I understand there's a biography in the works. I can hardly wait to read it - all my sordid questions answered. Virginia Heinlein, who I just discovered was his third wife rather than his second, was my hero for years, though all I knew about her was her wavery reflection in his books and the contents of one intro to The Past Through Tomorrow. Finding out about her is really more of my reason for wanting to read the bio than finding out about him.
More, post-Schiavo: Robert Heinlein gave me my politics, by and large. He gave me the hope of a bright future for humanity. He gave me my respect for the great literature of the English-language tradition. For a while, he gave me a kind of uneasy agnosticism, before C.S. Lewis gave me back my faith. But in some realms, what he tried to give I have refused to accept.

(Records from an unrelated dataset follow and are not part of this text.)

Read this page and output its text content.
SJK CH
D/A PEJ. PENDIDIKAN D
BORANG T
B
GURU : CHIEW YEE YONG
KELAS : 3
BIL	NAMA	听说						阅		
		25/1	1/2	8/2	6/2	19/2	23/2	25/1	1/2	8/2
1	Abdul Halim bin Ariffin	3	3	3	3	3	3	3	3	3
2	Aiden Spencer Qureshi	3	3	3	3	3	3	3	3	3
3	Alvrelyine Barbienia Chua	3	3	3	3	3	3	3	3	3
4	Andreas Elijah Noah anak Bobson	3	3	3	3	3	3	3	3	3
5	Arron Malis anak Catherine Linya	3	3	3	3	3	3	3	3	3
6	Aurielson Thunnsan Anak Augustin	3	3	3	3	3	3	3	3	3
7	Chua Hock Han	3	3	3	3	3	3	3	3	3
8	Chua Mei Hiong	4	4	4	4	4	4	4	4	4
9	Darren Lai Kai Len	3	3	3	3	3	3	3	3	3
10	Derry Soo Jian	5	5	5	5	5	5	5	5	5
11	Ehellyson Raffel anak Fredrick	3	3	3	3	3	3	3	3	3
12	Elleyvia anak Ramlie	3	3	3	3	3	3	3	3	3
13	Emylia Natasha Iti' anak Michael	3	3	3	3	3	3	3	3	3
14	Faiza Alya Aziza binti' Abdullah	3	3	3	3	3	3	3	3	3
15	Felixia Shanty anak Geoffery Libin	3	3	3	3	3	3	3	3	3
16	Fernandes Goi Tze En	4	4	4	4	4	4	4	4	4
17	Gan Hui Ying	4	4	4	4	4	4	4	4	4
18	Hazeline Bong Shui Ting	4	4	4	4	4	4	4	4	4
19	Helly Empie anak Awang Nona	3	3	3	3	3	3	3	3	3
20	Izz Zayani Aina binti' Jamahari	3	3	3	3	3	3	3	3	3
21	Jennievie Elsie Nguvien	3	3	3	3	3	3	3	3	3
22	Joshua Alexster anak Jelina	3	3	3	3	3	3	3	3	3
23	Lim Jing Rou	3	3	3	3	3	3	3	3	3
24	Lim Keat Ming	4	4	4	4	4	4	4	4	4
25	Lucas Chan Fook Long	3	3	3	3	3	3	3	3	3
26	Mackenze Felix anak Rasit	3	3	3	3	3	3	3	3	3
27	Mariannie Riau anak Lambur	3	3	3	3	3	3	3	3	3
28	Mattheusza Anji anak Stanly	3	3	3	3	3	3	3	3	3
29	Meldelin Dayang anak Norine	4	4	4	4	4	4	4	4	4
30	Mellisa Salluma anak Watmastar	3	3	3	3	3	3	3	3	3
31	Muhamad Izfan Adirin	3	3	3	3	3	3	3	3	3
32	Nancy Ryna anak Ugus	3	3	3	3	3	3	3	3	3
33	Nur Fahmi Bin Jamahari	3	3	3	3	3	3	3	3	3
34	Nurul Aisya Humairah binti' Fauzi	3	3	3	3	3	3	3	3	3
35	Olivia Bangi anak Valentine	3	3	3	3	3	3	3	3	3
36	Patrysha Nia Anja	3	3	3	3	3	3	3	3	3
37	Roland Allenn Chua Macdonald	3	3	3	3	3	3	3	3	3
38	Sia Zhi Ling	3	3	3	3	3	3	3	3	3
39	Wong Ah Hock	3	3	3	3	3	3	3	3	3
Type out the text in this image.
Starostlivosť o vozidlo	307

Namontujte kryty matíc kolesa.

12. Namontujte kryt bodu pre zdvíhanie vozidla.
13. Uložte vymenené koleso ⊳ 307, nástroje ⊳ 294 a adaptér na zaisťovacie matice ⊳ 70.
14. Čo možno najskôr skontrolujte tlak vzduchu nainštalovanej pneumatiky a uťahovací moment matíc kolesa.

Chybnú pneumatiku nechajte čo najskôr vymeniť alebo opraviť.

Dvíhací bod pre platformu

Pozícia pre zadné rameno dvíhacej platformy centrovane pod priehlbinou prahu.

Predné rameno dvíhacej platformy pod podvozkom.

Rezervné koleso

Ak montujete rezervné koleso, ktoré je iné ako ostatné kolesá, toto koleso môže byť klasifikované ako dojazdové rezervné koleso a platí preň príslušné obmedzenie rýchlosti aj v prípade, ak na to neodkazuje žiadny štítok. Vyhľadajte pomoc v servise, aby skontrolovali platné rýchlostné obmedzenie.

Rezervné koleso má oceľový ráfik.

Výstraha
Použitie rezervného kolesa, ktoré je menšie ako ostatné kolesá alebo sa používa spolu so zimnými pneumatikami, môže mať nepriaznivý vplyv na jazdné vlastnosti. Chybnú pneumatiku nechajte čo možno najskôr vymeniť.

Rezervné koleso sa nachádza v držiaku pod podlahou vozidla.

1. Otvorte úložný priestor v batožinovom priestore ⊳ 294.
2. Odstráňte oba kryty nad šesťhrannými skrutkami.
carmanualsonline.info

One of those areas is euthanasia. Heinlein as personified by his third-stage characters, the crusty old men who people his books, regularly championed ending one's life on one's own timetable. Of course, many of his characters were doctors themselves, or had easy access to aother means of suicide, and none, ever, grew senile. Brief discussions of senility in his books inevitably led to the characters' unanimously concluding that if such a fate were to befall them, would someone please put them out of their misery... And his reasoning was that once the mind is gone, the soul, or self, ought to go too - he was never too clear about where the soul resided (except in one short story, where he, tongue-in-cheek, put it in the pituitary gland), but clearly he thought that a senile person was still "in there," suffering tortures because he was unable either to think or to leave.
I don't know what happens inside the mind of a senile person, or one - like Terri Schindler Schiavo, with profound brain damage. But I am confident of this: that with every devaluation of humanness on functionalist grounds, we are closer to involuntary euthanasia. I won't go so far as to say that involuntary euthanasia will be the needful outcome, someday, of Terri's death, but I will say that I fear even the first steps down this path, because these first steps are the easy ones.
Just as I argued all through Terri's long ordeal that where doubt existed as to where she, the elemental she, resided, we ought to shrink from any action that might evict her, so to speak, since we poor humans don't possess the ability to knit body and soul together and give them life, I say the same about the old and the damaged. Since we don't know where our humanity resides, we ought by default to conclude that it resides in the part of us that we have no power to create, but only to destroy. And then we ought to protect those whose functional humanity is no longer obvious.
It's possible that I may grow senile in my old age, or that I may suffer some injury someday that will render me as uncommunicative and possibly as unconscious as Terri Schindler Schiavo (I can't quite bear to let her married name stand alone). It's possible that I will be either terribly weary or terrified inside my own head - seeking release from torment. But here's the rub: I will be granted that release, someday. There's no need for men to provide it; it will come. Catholic tradition created "purgatory" and made it a sine-qua-non for sinful humans; who am I to be released from some form of it, simply because some doctor has that power? God's mercy will provide my release, in God's time. It's not for me to rush it.